Jadi kalau ada guru atau sekolah yang menyatakan bahwa kalau sekolah itu gratis sama artinya dengan orang tua tidak bertanggungjawab terhadap pendidikan anaknya adalah suatu kekeliruan besar (a big ignorance) atau mungkin suatu usaha pembodohan masyarakat.

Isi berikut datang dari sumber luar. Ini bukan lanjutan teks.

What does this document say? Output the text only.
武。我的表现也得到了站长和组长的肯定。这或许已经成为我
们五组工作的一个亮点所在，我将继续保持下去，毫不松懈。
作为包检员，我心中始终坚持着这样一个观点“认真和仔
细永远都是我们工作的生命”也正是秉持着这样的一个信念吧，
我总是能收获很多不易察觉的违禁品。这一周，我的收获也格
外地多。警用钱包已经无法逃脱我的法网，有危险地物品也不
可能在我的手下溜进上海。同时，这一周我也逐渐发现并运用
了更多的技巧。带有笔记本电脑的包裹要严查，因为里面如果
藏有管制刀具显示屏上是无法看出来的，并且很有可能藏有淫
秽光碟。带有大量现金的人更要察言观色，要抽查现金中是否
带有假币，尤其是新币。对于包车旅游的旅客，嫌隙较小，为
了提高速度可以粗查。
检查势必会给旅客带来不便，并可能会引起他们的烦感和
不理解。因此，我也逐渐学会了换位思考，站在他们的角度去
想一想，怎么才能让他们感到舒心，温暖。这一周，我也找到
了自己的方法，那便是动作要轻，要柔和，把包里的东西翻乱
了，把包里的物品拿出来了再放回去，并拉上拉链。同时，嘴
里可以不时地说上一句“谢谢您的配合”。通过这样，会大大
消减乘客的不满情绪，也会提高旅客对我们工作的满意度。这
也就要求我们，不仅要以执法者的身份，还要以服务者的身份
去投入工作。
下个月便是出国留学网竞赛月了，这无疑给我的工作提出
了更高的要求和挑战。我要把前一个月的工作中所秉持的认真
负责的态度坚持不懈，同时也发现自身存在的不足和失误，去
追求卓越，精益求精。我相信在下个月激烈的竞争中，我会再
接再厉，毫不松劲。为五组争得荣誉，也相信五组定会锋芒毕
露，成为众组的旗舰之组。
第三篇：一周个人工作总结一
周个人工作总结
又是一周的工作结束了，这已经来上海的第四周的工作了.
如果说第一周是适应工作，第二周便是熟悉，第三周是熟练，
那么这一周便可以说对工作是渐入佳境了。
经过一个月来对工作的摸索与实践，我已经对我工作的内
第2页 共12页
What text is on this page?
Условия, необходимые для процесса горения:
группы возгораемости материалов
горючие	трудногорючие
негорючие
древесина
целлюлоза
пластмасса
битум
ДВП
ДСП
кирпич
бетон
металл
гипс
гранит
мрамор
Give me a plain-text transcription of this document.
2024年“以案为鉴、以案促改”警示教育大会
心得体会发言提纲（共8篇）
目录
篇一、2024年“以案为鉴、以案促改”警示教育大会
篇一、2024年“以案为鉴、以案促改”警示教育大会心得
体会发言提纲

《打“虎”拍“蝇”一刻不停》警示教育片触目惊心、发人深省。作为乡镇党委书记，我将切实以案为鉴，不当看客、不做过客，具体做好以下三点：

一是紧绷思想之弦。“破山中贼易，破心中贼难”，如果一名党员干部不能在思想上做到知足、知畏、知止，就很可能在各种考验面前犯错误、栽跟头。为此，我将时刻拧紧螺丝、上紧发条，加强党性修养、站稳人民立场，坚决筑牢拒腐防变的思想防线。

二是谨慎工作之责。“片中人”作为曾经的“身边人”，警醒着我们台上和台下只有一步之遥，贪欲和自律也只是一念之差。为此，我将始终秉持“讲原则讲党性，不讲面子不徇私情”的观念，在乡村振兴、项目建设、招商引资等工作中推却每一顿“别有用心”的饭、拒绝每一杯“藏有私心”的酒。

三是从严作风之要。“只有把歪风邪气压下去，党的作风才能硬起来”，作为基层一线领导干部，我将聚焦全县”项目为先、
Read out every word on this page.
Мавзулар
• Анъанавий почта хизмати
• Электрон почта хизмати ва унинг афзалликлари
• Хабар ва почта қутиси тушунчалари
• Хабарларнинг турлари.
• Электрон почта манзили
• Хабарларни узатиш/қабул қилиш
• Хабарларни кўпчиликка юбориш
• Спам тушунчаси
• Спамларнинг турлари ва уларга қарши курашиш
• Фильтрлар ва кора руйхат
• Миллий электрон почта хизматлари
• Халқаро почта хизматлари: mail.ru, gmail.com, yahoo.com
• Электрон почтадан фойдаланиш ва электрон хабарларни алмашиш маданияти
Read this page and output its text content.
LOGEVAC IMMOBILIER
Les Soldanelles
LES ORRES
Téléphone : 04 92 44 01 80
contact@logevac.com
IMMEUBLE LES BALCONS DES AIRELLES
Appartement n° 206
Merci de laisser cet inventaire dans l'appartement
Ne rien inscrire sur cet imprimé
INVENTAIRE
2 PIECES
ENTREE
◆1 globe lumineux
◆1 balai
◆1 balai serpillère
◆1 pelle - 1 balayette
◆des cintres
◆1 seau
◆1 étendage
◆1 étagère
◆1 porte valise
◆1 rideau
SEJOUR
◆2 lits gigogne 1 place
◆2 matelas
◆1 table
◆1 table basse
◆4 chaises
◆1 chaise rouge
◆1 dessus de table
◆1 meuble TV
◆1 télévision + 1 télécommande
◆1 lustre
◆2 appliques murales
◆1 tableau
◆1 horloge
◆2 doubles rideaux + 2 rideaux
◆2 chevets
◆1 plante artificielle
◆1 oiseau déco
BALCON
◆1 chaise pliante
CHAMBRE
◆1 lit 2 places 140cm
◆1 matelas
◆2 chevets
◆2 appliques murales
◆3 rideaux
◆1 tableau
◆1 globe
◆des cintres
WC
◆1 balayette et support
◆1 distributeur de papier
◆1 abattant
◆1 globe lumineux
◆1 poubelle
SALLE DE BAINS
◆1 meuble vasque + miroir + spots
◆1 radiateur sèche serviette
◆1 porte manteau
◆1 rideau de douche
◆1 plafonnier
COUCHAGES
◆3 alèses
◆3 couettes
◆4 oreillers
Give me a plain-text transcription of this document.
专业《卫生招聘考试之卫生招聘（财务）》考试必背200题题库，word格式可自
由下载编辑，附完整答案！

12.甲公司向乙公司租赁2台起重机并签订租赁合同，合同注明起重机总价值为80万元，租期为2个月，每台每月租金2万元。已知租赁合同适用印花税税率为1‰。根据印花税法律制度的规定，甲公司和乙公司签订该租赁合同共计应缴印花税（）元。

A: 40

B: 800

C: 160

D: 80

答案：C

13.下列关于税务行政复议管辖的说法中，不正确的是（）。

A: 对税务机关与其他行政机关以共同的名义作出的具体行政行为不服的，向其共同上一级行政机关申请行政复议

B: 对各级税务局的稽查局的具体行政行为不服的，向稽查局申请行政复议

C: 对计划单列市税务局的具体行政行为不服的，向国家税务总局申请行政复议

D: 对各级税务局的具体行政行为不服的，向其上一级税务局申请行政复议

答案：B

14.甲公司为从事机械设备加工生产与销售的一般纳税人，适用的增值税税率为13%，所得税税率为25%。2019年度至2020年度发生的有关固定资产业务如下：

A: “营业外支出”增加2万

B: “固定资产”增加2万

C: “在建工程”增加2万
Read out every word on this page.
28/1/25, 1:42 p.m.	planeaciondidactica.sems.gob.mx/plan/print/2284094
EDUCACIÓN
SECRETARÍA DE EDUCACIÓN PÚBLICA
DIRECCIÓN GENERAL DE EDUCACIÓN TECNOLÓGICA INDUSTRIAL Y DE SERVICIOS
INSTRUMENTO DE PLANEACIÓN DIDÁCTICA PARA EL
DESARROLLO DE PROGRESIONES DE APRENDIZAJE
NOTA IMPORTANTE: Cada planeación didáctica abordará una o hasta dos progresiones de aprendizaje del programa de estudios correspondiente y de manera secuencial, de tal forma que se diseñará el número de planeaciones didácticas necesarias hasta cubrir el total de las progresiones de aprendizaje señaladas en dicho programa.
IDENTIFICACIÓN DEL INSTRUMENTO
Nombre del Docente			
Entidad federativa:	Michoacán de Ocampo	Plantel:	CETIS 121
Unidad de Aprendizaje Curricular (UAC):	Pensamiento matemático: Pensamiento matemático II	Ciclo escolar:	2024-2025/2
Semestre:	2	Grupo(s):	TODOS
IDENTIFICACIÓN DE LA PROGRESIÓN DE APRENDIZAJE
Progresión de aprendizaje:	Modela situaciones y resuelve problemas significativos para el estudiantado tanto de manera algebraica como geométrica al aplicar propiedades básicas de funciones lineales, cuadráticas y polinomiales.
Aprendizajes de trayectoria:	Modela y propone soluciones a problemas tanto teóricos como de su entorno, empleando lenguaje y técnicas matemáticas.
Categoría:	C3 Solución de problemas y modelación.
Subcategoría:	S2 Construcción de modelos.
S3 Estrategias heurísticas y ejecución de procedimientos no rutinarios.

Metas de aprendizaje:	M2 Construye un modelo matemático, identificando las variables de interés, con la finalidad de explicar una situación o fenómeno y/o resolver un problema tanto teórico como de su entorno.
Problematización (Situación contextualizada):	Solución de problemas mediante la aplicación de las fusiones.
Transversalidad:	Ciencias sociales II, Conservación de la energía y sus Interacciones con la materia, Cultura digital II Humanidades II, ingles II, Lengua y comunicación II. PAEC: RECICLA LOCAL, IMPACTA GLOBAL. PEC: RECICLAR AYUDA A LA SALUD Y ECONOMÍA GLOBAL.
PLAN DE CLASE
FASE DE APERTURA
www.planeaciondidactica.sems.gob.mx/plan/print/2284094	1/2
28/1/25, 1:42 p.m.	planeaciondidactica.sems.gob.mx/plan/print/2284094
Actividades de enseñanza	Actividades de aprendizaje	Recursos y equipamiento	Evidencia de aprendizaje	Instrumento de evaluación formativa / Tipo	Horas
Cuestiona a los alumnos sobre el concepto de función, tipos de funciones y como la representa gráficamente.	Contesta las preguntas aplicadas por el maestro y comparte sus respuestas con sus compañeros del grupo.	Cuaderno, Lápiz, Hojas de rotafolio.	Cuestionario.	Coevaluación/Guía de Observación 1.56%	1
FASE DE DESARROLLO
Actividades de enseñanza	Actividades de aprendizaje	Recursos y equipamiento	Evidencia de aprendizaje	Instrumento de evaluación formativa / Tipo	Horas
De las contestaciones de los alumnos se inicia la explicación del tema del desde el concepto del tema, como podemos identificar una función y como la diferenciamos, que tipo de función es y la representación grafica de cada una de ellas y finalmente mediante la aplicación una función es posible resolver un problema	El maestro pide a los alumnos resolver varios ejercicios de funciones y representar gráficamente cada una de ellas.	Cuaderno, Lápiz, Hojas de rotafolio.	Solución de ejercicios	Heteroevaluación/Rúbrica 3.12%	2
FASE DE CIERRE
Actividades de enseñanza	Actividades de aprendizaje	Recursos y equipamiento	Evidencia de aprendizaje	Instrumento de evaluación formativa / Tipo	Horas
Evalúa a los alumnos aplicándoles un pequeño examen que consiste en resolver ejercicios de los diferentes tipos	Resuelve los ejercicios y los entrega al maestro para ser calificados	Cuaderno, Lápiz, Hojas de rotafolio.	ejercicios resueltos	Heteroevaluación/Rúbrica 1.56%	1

Setelah menjelaskan hal ini kepada teman kepala sekolah tadi, ia lantas manggut-manggut dan berhenti bertanya. Mudah-mudahan ini pertanda baik bahwa ia semakin mengerti mengapa sekolah gratis itu perlu, dan tidak justru menentangnya.

Balikpapan, 12 April 2006
Satria Dharma

NB:
Ada satu alasan penting yang tidak saya masukkan dalam argumentasi saya pada tulisan di atas untuk menghindari perdebatan yang bersifat SARA, yaitu faktor agama yang dipeluk oleh sebagian besar bangsa Indonesia. Sekitar 85% bangsa Indonesia adalah umat Islam sehingga pendidikan gratis akan menguntungkan bagi umat Islam sebenarnya. Fakta juga menunjukkan bahwa tingkat perekonomian umat Islam masih jauh di bawah umat non-Islam sehingga bisa dikatakan bahwa umat Islamlah yang berada di kantong-kantong kemiskinan sehingga sekolah gratis sangat mendesak bagi kita. Umat non-Islam, terutama dari keturunan Cina yang kaya, tidak masuk ke sekolah-sekolah negeri tapi mendirikan sekolah-sekolah swasta berbiaya mahal. Sekolah gratis tentulah bukan untuk mereka tapi justru untuk umat Islam yang tidak mampu. Umat Islam perlu benar-benar memperjuangkan hal ini agar segera bisa bangkit dari kebodohan dan kemiskinan. Umat Islam yang merasa dirinya mampu juga harus memperjuangkan sekolah gratis ini karena sama artinya dengan membantu saudara-saudaranya sesama muslim yang tidak mampu agar dapat menikmati pendidikan sebagaimana saudara-saudaranya yang lebih mampu.